Sonic X Shadow Generations Shows the Right Way to Remaster a Game
Remakes and remasters are a point of contention these days, between the massive changes that sometimes come to beloved classics like Silent Hill 2, or a company like Sony remastering every game they’ve released that anyone has ever heard of, for a console that those games are already available on. We could argue all day about what the right way of handling these projects is, but as Sonic x Shadow Generations reminds us, there is at least a right way of doing things we should all be able to agree on. Taking a cue from Nintendo’s reintroduction of Super Mario 3D World for the Switch, Sega shines here, carefully tweaking the Sonic half of this 13-year-old title to bring it up to speed in both a literal and figurative sense, while also adding an enticing new portion of the package in Shadow’s half. And while this wasn’t the case with the Bowser’s Fury portion of Super Mario 3D World + Bowser’s Fury, Shadow Generations is, frankly, the superior title of the two, to boot.
Sonic Generations was a good, albeit flawed game when it first released in 2011. The level design was solid, and at a time when there was quite a bit of criticism aimed at 3D Sonic releases following a five-year run of mostly disappointment, those sections here were instead praised. The game had its problems, though. It was maybe a little more ambitious than the Xbox 360 and Playstation 3 could handle, in terms of speed combined with the graphical fidelity on display: Sonic Generations was an obviously beautiful game, and that took its toll on its performance. The frame rate topped out at 30 and regularly dropped, which was a problem for a title focused not just on speed, but on split-second decisions and necessary button presses that could doom you if your timing was off even a little bit.
It also, just aesthetically and mechanically, took away from what Sonic is supposed to be: that feeling of blazing speed is diminished when it can’t keep up on screen. It’s a rarity to hear me discuss frame rate in a form other than “please stop whining about how you need everything to be at least 60 frames per second,” but the original version of Sonic Generations was noticeably jittery and inconsistent, which is not great for something that plays like a sci-fi racing game with looser controls. Sonic x Shadow Generations, however, runs at a smooth 30 FPS on Switch, and a try-to-keep-up 60 on Playstation 5 and Xbox. What a treat! It’s the game that it always should have been, which is to say, a modern Sonic game you don’t need to attach caveats to before praising. Like with Sonic Colors finally leaving its Wii-shaped prison, that’s worth commending.
Now, you could get that same frame rate with backwards-compatibility on an Xbox Series X, using a copy of the original Sonic Generations for the Xbox 360, which also happens to be how I already knew, before starting Sonic x Shadow Generations, what this game was supposed to feel like, if only the technology had allowed for that back in 2011. However, Sonic x Shadow Generations goes beyond the admittedly impressive upscaling capabilities of the system to show off the game in its finest form yet. You can still tell this is a remaster and not a from-the-ground-up remake, sure, especially as the cutscenes, and the quality of the characters within them and their animations, certainly look more of a different time than of the present.
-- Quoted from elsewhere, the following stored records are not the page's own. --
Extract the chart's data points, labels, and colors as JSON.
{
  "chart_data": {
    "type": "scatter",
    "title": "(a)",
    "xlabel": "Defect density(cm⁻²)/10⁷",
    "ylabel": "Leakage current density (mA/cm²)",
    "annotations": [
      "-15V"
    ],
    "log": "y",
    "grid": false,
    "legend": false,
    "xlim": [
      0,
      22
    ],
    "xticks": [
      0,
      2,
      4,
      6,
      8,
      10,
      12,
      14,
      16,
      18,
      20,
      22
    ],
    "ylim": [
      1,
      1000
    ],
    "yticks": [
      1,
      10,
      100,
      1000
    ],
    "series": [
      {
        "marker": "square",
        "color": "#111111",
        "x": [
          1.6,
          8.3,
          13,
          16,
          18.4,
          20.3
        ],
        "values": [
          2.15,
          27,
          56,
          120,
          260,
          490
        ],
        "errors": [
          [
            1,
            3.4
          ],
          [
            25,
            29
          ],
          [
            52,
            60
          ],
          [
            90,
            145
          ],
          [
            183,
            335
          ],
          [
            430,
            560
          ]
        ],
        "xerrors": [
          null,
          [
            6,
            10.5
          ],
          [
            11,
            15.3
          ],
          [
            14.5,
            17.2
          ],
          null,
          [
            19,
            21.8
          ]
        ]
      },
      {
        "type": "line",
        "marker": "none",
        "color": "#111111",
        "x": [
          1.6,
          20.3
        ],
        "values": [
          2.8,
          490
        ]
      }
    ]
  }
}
The levels themselves, though, look the best they ever have, and are now available to far more than just the select group of people who bothered to check out what a 13-year-old game looked like on their Series X.
There is more than just a visual overhaul and better hardware to lean on here, as well. Downloadable content, such as the enjoyable diversion of the Casino Night Pinball table where Sonic is the pinball, is here from the start. There are lots of little changes that make for a better gameplay experience, as well: Sonic Generations was good, yes, but also full of frustrating deaths due to its heavy insistence on pitfalls and instant deaths and enemies that appear basically out of nowhere when you do actually get moving at a good, uninterrupted clip. Now, as a default, there are visual markers for said pitfalls, or paths you take where an instant death is possible, or enemies that are charging up a shot with a laser rifle, and so on. During stretches where failure to shift from side to side in the 3D levels would cause you to fall to your doom, a warning flashes telling you to press the left bumper or right bumper, depending. You used to have to see all of that coming on your own before, which again, things were not always rendered in a way where that was going to be obvious to you in time: Sonic Generations featured quite a few deaths where you’d only learn after the fact that you’d messed up, and would have to use that knowledge for next time. Which can be a frustrating interruption in a game where the only way to get an S-rank on a stage is to complete it without dying, on top of by having a bunch of rings and wrapping it in a timely fashion.
In the end, you still need to react appropriately and on time to all of these prompts, so it’s not as if the game has taken anything out of your hands or made it shamefully easy or anything of the sort. They’re all designed to limit frustration more so than difficulty, to help keep the flow of the game going, in the same way the enhanced frame rate does. This is a welcome change, and Sonic Generations is an improved experience because of this light touch revision.